November 2 is All Souls’ Day, when many Christians honor the dead. As much as we all know about the inevitability of death, we are often unable to deal with the loss of a loved one.
Our modern-day worldview could also make us believe that loss is something we should be able to quickly get over, to move on with our lives. Many of us see grieving as a kind of impediment to our ability to work, live and thrive.
As a scholar of Chinese philosophy, I spend much of my time reading, translating and interpreting early Chinese texts. It is clear that dealing with loss was a major concern for early Chinese philosophers.
So, what can we learn from them today?
Two influential philosophers who reflected on these issues were Zhuang Zhou and Confucius. Zhuang Zhou lived in the fourth century B.C. and is traditionally credited with writing one of the most important texts of the Daoist philosophy, “Zhuangzi.” Confucius, who lived more than a century before Zhuang Zhou, had his teachings compiled in a text written by later students, commonly known in the West as the “Analects of Confucius.”
On the face of it, these two philosophers offer very different responses to the “problem” of death.
Zhuang Zhou offers us a way to eliminate grief, seemingly consistent with the desire to quickly get beyond loss. In one story, Zhuang Zhou’s friend Hui Shi meets him just after Zhuang Zhou’s wife of many years has died. He finds Zhuang Zhou singing joyously and beating on a drum. Hui Shi upbraids him and says:
“This person lived with you for many years, and grew old and died. To fail to shed tears is bad enough, but to also beat on drums and sing – is this not inappropriate?”
Zhuang Zhou replies that when his wife first died, he was as upset as anyone would be following such a loss. But then he reflected on the circumstances of her origins – how she came to be through changes in the elements that make up the cosmos.

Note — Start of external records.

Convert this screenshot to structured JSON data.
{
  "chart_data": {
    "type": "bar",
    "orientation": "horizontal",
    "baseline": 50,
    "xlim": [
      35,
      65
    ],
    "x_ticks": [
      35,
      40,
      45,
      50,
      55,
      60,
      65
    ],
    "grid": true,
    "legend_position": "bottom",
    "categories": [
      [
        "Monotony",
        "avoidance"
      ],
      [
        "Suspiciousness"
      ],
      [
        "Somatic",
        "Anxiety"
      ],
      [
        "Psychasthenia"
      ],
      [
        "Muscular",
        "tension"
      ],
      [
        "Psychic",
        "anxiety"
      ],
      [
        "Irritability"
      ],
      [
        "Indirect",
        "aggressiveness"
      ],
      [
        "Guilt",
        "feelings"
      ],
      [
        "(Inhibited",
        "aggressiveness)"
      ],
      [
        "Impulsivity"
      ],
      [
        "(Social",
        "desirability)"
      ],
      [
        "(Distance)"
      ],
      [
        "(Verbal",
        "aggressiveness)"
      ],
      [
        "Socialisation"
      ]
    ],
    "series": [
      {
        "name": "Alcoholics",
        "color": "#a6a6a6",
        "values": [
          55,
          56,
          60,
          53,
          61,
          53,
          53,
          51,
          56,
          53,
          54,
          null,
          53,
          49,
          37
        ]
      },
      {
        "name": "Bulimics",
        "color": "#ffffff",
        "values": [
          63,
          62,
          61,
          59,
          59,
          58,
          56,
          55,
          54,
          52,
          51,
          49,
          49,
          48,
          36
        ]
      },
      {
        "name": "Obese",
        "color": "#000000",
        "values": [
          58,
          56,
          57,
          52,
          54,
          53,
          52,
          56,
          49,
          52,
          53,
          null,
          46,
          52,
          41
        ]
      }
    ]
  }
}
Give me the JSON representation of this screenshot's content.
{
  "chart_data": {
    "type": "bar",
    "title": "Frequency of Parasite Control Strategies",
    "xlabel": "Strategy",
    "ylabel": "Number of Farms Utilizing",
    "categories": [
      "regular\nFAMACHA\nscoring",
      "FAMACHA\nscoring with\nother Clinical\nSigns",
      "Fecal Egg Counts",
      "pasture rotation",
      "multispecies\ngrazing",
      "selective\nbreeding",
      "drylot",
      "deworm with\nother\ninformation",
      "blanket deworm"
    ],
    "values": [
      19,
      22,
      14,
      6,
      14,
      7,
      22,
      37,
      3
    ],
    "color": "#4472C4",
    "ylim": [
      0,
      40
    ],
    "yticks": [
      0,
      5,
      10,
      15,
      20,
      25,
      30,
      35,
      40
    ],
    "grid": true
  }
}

He was able to shift his vision from seeing things from the narrowly human perspective to seeing them from the larger perspective of the world itself. He realized that her death was just another of the changes of the myriad things constantly taking place in the world. Just as the seasons progress, human life generates and decays.
In reflecting on life in this way, Zhuang Zhou’s grief disappeared.

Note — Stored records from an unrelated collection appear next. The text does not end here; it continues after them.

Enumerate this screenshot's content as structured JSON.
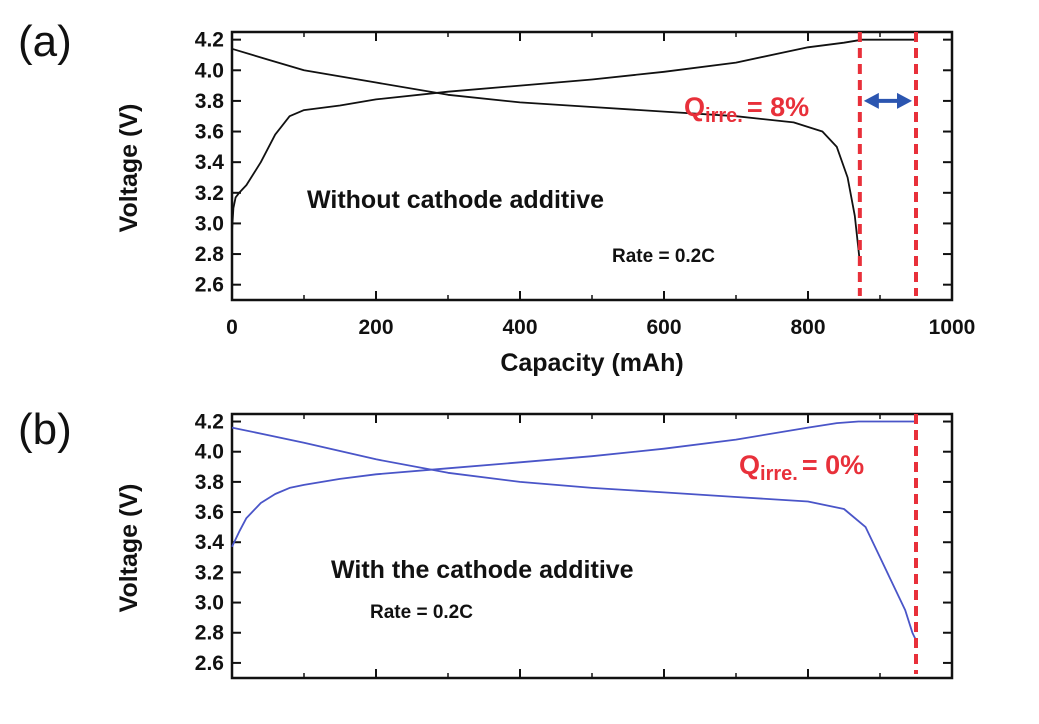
{
  "chart_data": [
    {
      "type": "line",
      "panel_label": "(a)",
      "xlabel": "Capacity (mAh)",
      "ylabel": "Voltage (V)",
      "xlim": [
        0,
        1000
      ],
      "ylim": [
        2.5,
        4.25
      ],
      "x_ticks": [
        0,
        200,
        400,
        600,
        800,
        1000
      ],
      "x_tick_labels": [
        "0",
        "200",
        "400",
        "600",
        "800",
        "1000"
      ],
      "y_ticks": [
        2.6,
        2.8,
        3.0,
        3.2,
        3.4,
        3.6,
        3.8,
        4.0,
        4.2
      ],
      "y_tick_labels": [
        "2.6",
        "2.8",
        "3.0",
        "3.2",
        "3.4",
        "3.6",
        "3.8",
        "4.0",
        "4.2"
      ],
      "line_color": "#111111",
      "series": [
        {
          "name": "charge",
          "x": [
            0,
            2,
            5,
            10,
            20,
            40,
            60,
            80,
            100,
            150,
            200,
            300,
            400,
            500,
            600,
            700,
            760,
            800,
            850,
            875,
            950
          ],
          "y": [
            2.95,
            3.1,
            3.17,
            3.2,
            3.25,
            3.4,
            3.58,
            3.7,
            3.74,
            3.77,
            3.81,
            3.86,
            3.9,
            3.94,
            3.99,
            4.05,
            4.11,
            4.15,
            4.18,
            4.2,
            4.2
          ]
        },
        {
          "name": "discharge",
          "x": [
            0,
            50,
            100,
            200,
            300,
            400,
            500,
            600,
            700,
            780,
            820,
            840,
            855,
            865,
            872
          ],
          "y": [
            4.14,
            4.07,
            4.0,
            3.92,
            3.84,
            3.79,
            3.76,
            3.73,
            3.7,
            3.66,
            3.6,
            3.5,
            3.3,
            3.05,
            2.75
          ]
        }
      ],
      "markers": {
        "dashed_lines_x": [
          872,
          950
        ],
        "dashed_color": "#e8303a",
        "arrow": {
          "x_from": 872,
          "x_to": 950,
          "y": 3.8,
          "color": "#2b55b0"
        }
      },
      "annotations": {
        "main": "Without cathode additive",
        "rate": "Rate = 0.2C",
        "q_main": "Q",
        "q_sub": "irre.",
        "q_value": "= 8%"
      }
    },
    {
      "type": "line",
      "panel_label": "(b)",
      "xlabel": "",
      "ylabel": "Voltage (V)",
      "xlim": [
        0,
        1000
      ],
      "ylim": [
        2.5,
        4.25
      ],
      "x_ticks": [
        0,
        200,
        400,
        600,
        800,
        1000
      ],
      "y_ticks": [
        2.6,
        2.8,
        3.0,
        3.2,
        3.4,
        3.6,
        3.8,
        4.0,
        4.2
      ],
      "y_tick_labels": [
        "2.6",
        "2.8",
        "3.0",
        "3.2",
        "3.4",
        "3.6",
        "3.8",
        "4.0",
        "4.2"
      ],
      "line_color": "#4a55c8",
      "series": [
        {
          "name": "charge",
          "x": [
            0,
            10,
            20,
            40,
            60,
            80,
            100,
            150,
            200,
            300,
            400,
            500,
            600,
            700,
            800,
            840,
            870,
            950
          ],
          "y": [
            3.37,
            3.47,
            3.56,
            3.66,
            3.72,
            3.76,
            3.78,
            3.82,
            3.85,
            3.89,
            3.93,
            3.97,
            4.02,
            4.08,
            4.16,
            4.19,
            4.2,
            4.2
          ]
        },
        {
          "name": "discharge",
          "x": [
            0,
            50,
            100,
            200,
            300,
            400,
            500,
            600,
            700,
            800,
            850,
            880,
            900,
            920,
            935,
            945,
            950
          ],
          "y": [
            4.16,
            4.11,
            4.06,
            3.95,
            3.86,
            3.8,
            3.76,
            3.73,
            3.7,
            3.67,
            3.62,
            3.5,
            3.3,
            3.1,
            2.95,
            2.8,
            2.75
          ]
        }
      ],
      "markers": {
        "dashed_lines_x": [
          950
        ],
        "dashed_color": "#e8303a"
      },
      "annotations": {
        "main": "With the cathode additive",
        "rate": "Rate = 0.2C",
        "q_main": "Q",
        "q_sub": "irre.",
        "q_value": "= 0%"
      }
    }
  ]
}
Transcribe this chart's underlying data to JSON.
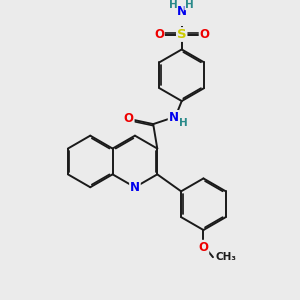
{
  "bg_color": "#ebebeb",
  "bond_color": "#1a1a1a",
  "bond_width": 1.4,
  "dbo": 0.055,
  "atom_colors": {
    "N": "#0000ee",
    "O": "#ee0000",
    "S": "#cccc00",
    "H": "#2a8a8a",
    "C": "#1a1a1a"
  },
  "fs": 8.5,
  "hfs": 7.5
}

For Confucius, though, the pain of grief was a natural and necessary part of human life. It demonstrates commitment to those for whom we grieve.
Confucius suggests a three-year mourning period following the death of one’s parent. In a passage from the Analects, one of Confucius’s students, Zaiwo, asks him if it is possible to shorten this mourning period, which seems excessively long.
Confucius responds that a person who honestly cared about his parent would simply be unable to bring himself to mourn in any less serious way. For such a person, the usual joys of life just had no attraction for three years. If, like Zaiwo, someone considers shortening this period, it reveals for Confucius a lack of sufficient concern. Early Confucians, thus, followed this practice of a three-year mourning period.
There is more to the Confucian response to death than grief. Our encounter with others inevitably changes us. Those closest to us, according to the early Confucians, particularly family members, play the greatest role in determining who we are. In that sense, we are representatives of particular communities than detached and autonomous individuals.
After all, many of our physical features and personalities originate from our ancestors. In addition, we learn many of our attitudes, preferences and characteristic ways of acting from our families, friends and neighbors – the creators of our culture. So, when we consider the question of what we are as individuals, the answer necessarily encompasses members of our closest community.
According to the early Confucians, this acknowledgment suggested how to deal with the death of those close to us. To grieve was to honor your parent or another person who died and to commit to following their way of life .
“In serving your parents, you may lightly remonstrate [if your parents stray from the virtuous way]. But even if your parents are intent on not following your advice, you should still remain respectful and not turn away from them.”
So how do the seemingly contrasting Daoist and Confucian approaches to grief apply to us today?
From my perspective, both views are helpful. Zhuangzi does not eliminate grief, but offers a way out of it. The Daoist response could help people find peace of mind by cultivating the ability to see the death of loved ones from a broader perspective.
The Confucian response could challenge assumptions that devalue grief. It offers us a way to find meaning in our grief. It reveals our communal influences, tests our commitments and focuses us on the ways in which we represent and carry on those who influenced us and came before us.
Ultimately, both philosophers help us understand that enduring grief is a necessary part of the process of becoming a fully thriving person. It is not something we should look to eliminate, but rather something we should appreciate or even be thankful for.